Cona Elder Law


Nursing Homes in a Budget Pinch

February 17-23, 2006

by Jeremy Harrell

Recent changes to federal Medicaid laws hold the potential to hit Long Island nursing homes in the wallet, experts said.

"The nursing home industry won’t realize this until there are cases before them, and then there will be an uproar," said Vincent J. Russo, managing shareholder of Vincent J. Russo & Associates in Woodbury and chairman of the National Association of Elder Law Attorneys’ Medicaid task force. "They’re going to be outraged."

The changes stem from the Deficit Reduction Act of 2005, a federal budget bill signed by President Bush on Feb. 9. The law trims $4.7 billion in Medicaid spending over the next five years, in part by instituting new eligibility requirements for nursing home patients.
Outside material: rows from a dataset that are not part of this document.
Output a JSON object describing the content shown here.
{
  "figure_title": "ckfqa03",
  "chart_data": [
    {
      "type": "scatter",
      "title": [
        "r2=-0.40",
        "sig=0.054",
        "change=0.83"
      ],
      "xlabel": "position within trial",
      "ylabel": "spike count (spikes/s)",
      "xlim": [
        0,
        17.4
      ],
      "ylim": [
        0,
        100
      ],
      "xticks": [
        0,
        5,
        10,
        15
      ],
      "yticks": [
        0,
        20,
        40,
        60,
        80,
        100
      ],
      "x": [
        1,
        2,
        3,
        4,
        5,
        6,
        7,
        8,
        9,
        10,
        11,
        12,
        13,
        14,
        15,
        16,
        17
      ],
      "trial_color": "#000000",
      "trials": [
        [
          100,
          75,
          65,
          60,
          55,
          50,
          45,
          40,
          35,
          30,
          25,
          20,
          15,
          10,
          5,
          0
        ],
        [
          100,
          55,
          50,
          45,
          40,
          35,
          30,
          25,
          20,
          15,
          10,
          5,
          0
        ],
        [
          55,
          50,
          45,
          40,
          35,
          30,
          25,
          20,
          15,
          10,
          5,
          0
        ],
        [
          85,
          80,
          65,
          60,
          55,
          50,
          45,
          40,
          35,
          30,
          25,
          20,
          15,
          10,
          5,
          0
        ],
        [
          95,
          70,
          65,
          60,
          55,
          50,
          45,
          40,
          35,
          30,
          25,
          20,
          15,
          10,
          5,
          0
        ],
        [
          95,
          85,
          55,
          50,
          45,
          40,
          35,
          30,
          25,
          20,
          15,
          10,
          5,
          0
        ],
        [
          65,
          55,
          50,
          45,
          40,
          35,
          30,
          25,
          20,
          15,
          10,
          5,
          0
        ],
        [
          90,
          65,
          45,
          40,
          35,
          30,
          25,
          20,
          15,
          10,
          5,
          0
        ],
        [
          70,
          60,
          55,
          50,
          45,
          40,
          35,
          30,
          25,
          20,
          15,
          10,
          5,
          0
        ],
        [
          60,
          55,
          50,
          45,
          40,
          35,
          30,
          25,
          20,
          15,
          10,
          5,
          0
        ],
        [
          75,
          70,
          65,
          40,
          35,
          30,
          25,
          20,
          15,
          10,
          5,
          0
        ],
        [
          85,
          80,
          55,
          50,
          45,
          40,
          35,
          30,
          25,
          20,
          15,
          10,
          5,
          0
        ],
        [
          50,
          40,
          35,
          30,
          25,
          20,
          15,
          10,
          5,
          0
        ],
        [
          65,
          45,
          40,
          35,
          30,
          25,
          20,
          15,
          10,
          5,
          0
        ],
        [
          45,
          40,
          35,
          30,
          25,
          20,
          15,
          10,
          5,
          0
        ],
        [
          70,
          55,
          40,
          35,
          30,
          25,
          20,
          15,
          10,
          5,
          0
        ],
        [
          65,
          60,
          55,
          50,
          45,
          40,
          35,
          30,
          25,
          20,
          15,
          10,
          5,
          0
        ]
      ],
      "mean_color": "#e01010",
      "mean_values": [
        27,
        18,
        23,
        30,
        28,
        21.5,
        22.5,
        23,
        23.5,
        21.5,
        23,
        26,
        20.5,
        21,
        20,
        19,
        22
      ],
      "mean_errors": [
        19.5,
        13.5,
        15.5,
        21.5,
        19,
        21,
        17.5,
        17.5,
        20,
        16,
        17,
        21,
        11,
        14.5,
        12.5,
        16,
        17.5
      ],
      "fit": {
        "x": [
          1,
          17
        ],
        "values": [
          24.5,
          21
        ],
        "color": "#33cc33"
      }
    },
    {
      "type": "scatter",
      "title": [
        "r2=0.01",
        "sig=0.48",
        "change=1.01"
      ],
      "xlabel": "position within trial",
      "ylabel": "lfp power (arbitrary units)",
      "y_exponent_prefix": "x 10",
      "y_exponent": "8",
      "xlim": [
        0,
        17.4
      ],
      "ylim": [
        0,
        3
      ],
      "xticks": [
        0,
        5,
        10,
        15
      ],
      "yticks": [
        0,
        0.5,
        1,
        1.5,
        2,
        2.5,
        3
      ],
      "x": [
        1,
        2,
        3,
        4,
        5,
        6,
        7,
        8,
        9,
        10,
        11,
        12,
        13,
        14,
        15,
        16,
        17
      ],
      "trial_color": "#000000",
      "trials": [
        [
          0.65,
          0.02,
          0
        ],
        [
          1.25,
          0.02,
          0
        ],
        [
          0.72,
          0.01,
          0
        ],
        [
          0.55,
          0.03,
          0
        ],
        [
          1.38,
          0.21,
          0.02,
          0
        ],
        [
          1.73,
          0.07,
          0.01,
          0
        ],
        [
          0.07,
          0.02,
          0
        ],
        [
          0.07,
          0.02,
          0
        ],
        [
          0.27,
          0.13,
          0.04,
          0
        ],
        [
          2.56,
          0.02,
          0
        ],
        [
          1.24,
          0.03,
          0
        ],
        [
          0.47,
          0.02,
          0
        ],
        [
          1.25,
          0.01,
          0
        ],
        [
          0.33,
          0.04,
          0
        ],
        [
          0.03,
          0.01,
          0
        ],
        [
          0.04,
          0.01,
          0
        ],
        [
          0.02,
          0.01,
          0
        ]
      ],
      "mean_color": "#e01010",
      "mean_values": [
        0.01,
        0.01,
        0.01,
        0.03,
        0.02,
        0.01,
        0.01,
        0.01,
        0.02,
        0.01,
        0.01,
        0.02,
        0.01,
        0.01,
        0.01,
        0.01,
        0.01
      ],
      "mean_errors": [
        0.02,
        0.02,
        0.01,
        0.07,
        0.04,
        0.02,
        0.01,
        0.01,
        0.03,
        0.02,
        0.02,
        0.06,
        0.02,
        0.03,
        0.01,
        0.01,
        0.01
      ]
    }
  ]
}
Formerly, when seniors applied for Medicaid, the government "looked back" over the previous three years to examine gifts to families or churches, known as transfers. If large transfers fell within the three-year period, then applicants paid time penalties before becoming eligible for long term Medicaid assistance. A gift of $15,000 to help a grandchild go to college, for instance, resulted in a two-month ineligibility period for Medicaid assistance under the old rules, Russo said.

The new rule extends the "look back" period five years, upsetting the long- standing standards of estate planning. Also, under the old rules, when a gift made an applicant temporarily ineligible for Medicaid, the penalty period for ineligibility started on the date of the gift. Under the new rules, the penalty period begins when an individual applies for Medicaid and is already receiving nursing home care.

The combination of the two means that many seniors entering nursing homes won’t be able to pay for the first several months, said Jennifer Cona, a partner with Cona Elder Law in Melville. The broad administrative changes will also delay reimbursement by at least one year while Medicaid caseworkers figure out the new rules, dealing more trouble to nursing homes.

"What are they supposed to run on, fumes?" she asked. "They have no idea. They don’t see it yet, but when it hits, they’re going to get hit hard."

The new federal rules won’t take effect in New York until the state Legislature approves enabling legislation, which could take as long as a year, Cona said. Still, regardless when state lawmakers take action, the rules will be retroactive to Feb.8, 2006.

Theresa Santmann, owner of Little Flower Nursing Home in East Islip, said nursing homes already operate under a "convoluted method of reimbursement," and it’s "anybody’s guess" how the new look back procedures are going to play out.

"It’s going to be impossible to tell the fallout for nursing homes until the law has been in effect for a few years," Santmann said.

In some ways, the nursing home industry got what it asked for. Providers didn’t oppose the changes to the look back rules because nursing homes traditionally prefer to receive private party payments rather than public Medicaid funds, said Robert Murphy, executive vice president for government affairs for the New York State Health Facilities Association, a nursing home trade group.

Murphy acknowledged that the new rules could cause headaches for seniors who can’t pay for their nursing home care. And those headaches could easily become nursing homes’ responsibility.

"Now I’m left on the hook," Murphy said. "We don’t want to end up with a situation where we have a patient who has no payment ability.